Kenya's parliamentary committee overseeing government spending asks anti-corruption agency to investigate why central bank gave $103 million to five banks - newspaper

NAIROBI (TrustLaw) - Kenya’s parliamentary committee overseeing government spending has asked the anti-corruption agency to investigate why the central bank gave 8.3 billion Kenyan shillings ($103 million) to five collapsed banks, the Daily Nation newspaper reported on Wednesday.

The request follows the presentation in parliament on Tuesday of a report by the Public Accounts Committee on its 2007-2008 financial year. The committee found that recovery of the money had not been possible for many years, the newspaper said.

It did not say when the cash had been given to the banks.

The committee wants the Kenya Anti-Corruption Authority to prosecute the officer responsible for making the illegal advances.

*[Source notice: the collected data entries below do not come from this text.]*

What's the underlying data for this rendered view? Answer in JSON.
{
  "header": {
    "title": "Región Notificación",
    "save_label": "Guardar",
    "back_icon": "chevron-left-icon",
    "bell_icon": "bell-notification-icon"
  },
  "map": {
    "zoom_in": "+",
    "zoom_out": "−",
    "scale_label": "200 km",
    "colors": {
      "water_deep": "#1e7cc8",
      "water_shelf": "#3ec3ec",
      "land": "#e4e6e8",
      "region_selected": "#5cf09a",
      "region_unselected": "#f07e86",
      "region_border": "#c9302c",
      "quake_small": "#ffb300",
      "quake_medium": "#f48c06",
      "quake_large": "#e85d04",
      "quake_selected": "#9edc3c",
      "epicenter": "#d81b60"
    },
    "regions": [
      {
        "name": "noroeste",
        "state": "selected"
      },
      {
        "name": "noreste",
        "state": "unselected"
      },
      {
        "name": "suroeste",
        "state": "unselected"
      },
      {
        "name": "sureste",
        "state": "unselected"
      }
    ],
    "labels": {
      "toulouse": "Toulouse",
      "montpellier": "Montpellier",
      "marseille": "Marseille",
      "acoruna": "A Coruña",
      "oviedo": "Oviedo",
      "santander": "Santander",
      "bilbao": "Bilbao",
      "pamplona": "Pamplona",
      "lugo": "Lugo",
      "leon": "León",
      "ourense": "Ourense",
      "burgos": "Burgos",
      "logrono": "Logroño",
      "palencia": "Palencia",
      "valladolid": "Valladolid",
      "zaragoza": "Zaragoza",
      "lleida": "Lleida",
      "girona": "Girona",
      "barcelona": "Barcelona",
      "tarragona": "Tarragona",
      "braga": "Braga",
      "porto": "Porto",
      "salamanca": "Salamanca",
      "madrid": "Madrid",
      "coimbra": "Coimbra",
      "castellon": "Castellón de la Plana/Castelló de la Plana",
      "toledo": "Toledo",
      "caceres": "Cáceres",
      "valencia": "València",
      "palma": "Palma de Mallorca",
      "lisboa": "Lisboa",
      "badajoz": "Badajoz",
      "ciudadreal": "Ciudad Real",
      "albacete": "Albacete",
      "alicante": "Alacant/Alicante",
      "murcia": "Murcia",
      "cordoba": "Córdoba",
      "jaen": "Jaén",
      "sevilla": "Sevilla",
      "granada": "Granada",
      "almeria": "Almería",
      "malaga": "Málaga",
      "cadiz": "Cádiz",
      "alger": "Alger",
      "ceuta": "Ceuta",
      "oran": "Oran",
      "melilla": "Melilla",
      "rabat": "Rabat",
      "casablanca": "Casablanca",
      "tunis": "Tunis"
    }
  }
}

The five banks under liquidation that received state funds are Exchange Bank, Trade Bank, Post Bank Credit Limited, Euro Bank and the Continental Bank of Kenya.

Exchange Bank played a role in the Goldenberg scam, the country's biggest financial scandal. It involved the loss of at least $1 billion in central bank money via compensation payments for bogus exports before the 1992 election.

Exchange Bank, owned by a company called Goldenberg International, received millions of shillings from the central bank for exporting gold and diamonds in 1992. Opposition leaders said at the time the gold and diamonds did not exist and alleged Exchange Bank had channelled vote-buying funds.

After Euro Bank collapsed in 2003, five senior government officials were charged with corruption for allegedly making fraudulent bank deposits resulting in the loss of millions of public funds.

The men were accused of having illegally deposited public funds amounting to around 1.1 billion shillings into Euro Bank. The bank was wound up after it was found to be insolvent to the tune of 1 billion shillings. At the time of its closure, it held 1.4 billion shillings ($17.4 million at Wednesday’s exchange rate) in deposits from several state-owned corporations.